Olá pessoas,
Apesar da sumida, não esqueci do blogue não. Uma correria danada nesses últimos dias me impediu de escrever, correria que levou a um esvaziamento da cabeça e da vontade de escrever. Apesar de ver que as visitas continuaram acontecendo em grande quantidade (obrigado a todos que visitaram nesses tempos de penúria textual), não consegui parar para fazer um texto decente.

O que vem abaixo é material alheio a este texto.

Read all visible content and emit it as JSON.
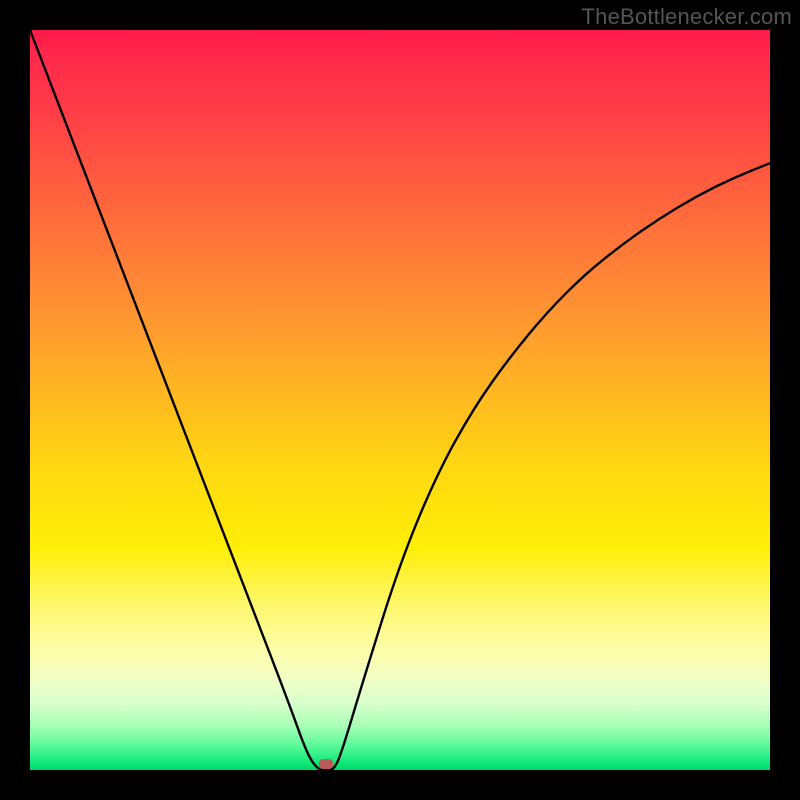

Deixemos a choradeira de lado e vamos ao que interessa:
¬ As Conversas entre Tradutores por enquanto ficarão suspensas, fim de ano, todo mundo enlouquecido. Mas pretendo voltar com elas no próximo ano;
¬ Penso em algumas coisas divertidas para colocar aqui, que paulatinamente aparecerão. Dicas e sugestões são bem vindas, sempre;
¬ Sandra, do Paraná, não esqueci de você não. Nos falamos em breve;
¬ Hoje começa a Balada Literária, um dos grandes eventos de literatura de São Paulo, capitaneado por Marcelino Freire. A homenageada deste ano é Lygia Fagundes Telles que estará daqui 1h00 (às 11h00) na Livraria da Vila da Fradique Coutinho, sendo entrevistada por Nelson de Oliveira e Mona Dorf;
¬ Amanhã, 19.10, haverá Balada Literária no Goethe-Institut: lançamento do livro Parte da Solução (Ed. Estação Liberdade, trad. de Marcelo Backes)*, de Ulrich Pelzer, com presença do autor alemão que baterá um papo com Hugo Gurowitz, editor da revista Época. Estarei lá, com absoluta certeza. Apareçam!

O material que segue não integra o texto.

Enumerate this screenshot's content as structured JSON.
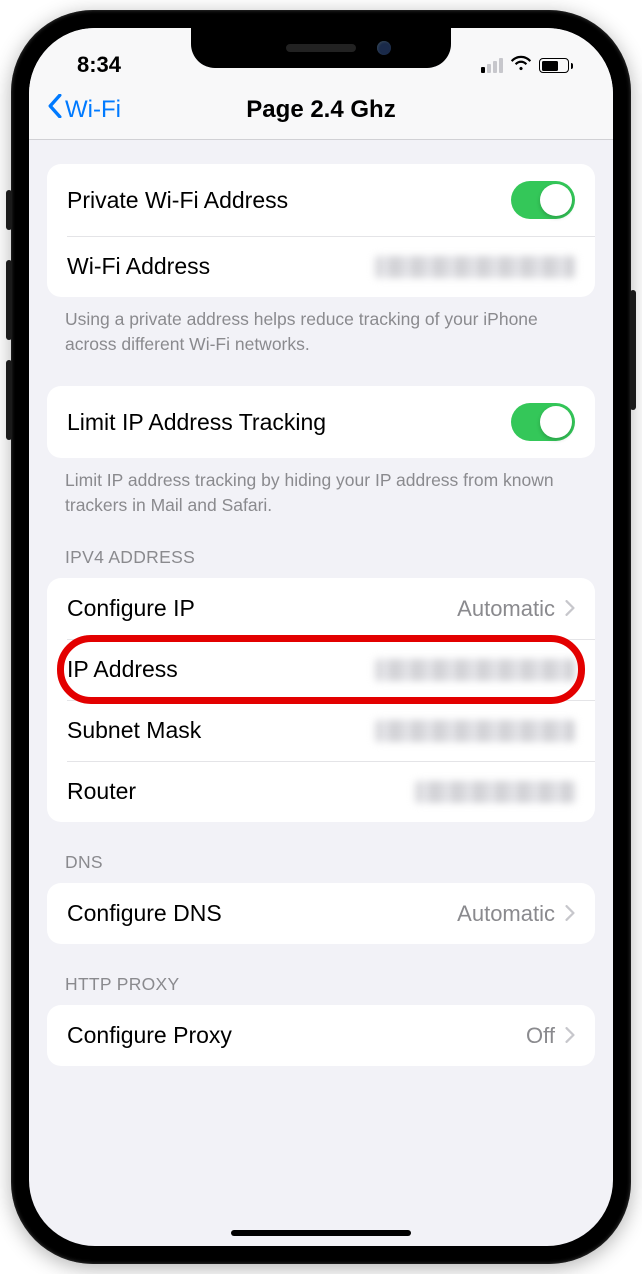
{
  "status": {
    "time": "8:34"
  },
  "nav": {
    "back": "Wi-Fi",
    "title": "Page 2.4 Ghz"
  },
  "group1": {
    "private_wifi": "Private Wi-Fi Address",
    "wifi_address": "Wi-Fi Address",
    "footer": "Using a private address helps reduce tracking of your iPhone across different Wi-Fi networks."
  },
  "group2": {
    "limit_tracking": "Limit IP Address Tracking",
    "footer": "Limit IP address tracking by hiding your IP address from known trackers in Mail and Safari."
  },
  "ipv4": {
    "header": "IPV4 ADDRESS",
    "configure_ip": "Configure IP",
    "configure_ip_val": "Automatic",
    "ip_address": "IP Address",
    "subnet": "Subnet Mask",
    "router": "Router"
  },
  "dns": {
    "header": "DNS",
    "configure": "Configure DNS",
    "value": "Automatic"
  },
  "proxy": {
    "header": "HTTP PROXY",
    "configure": "Configure Proxy",
    "value": "Off"
  }
}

¬ Hoje também é o lançamento do livro “Minha mãe se matou sem dizer adeus”, de Evandro Affonso Ferreira (Ed. Record), na Livraria Cultura – Editora Record, ali no Conjunto Nacional. Comento esse lançamento, pois o título me impressionou sobremaneira. Quero muito lê-lo;
¬ Faltam 8 páginas para eu terminar minha epopeia tradutória dos últimos três meses. E já tem outra engatilhada. Quando forem lançados, eu anuncio por aqui;
¬ E vamos que vamos.
Grande abraço e obrigado pela força, sempre.
* Participei como preparador/copidesque do livro Parte da Solução, um trabalho do qual me orgulho demais. Por isso merece comemoração. Uma cervejinha e um Prost, amanhã, no Goethe!

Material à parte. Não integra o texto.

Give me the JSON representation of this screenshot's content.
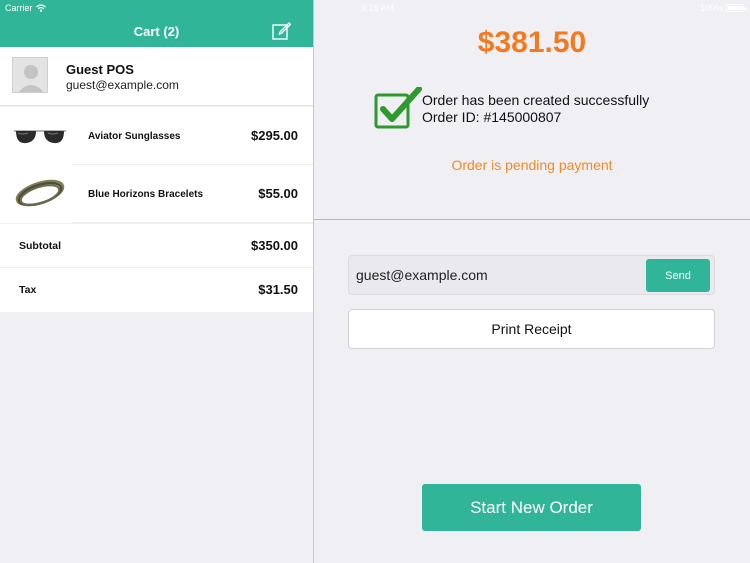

Há cinco anos, Marcelino Freire e sua turma realizavam a primeira Balada Literária. Com muita batalha, a festa da literatura tornou-se um evento importante no calendário cultural da cidade de São Paulo, trazendo para a capital gente do Brasil todo interessada em ouvir grandes mestres da literatura, conhecer gente bacana, transitar pelo evento e aproveitar as baladinhas que ocorrem aqui e ali durante os eventos.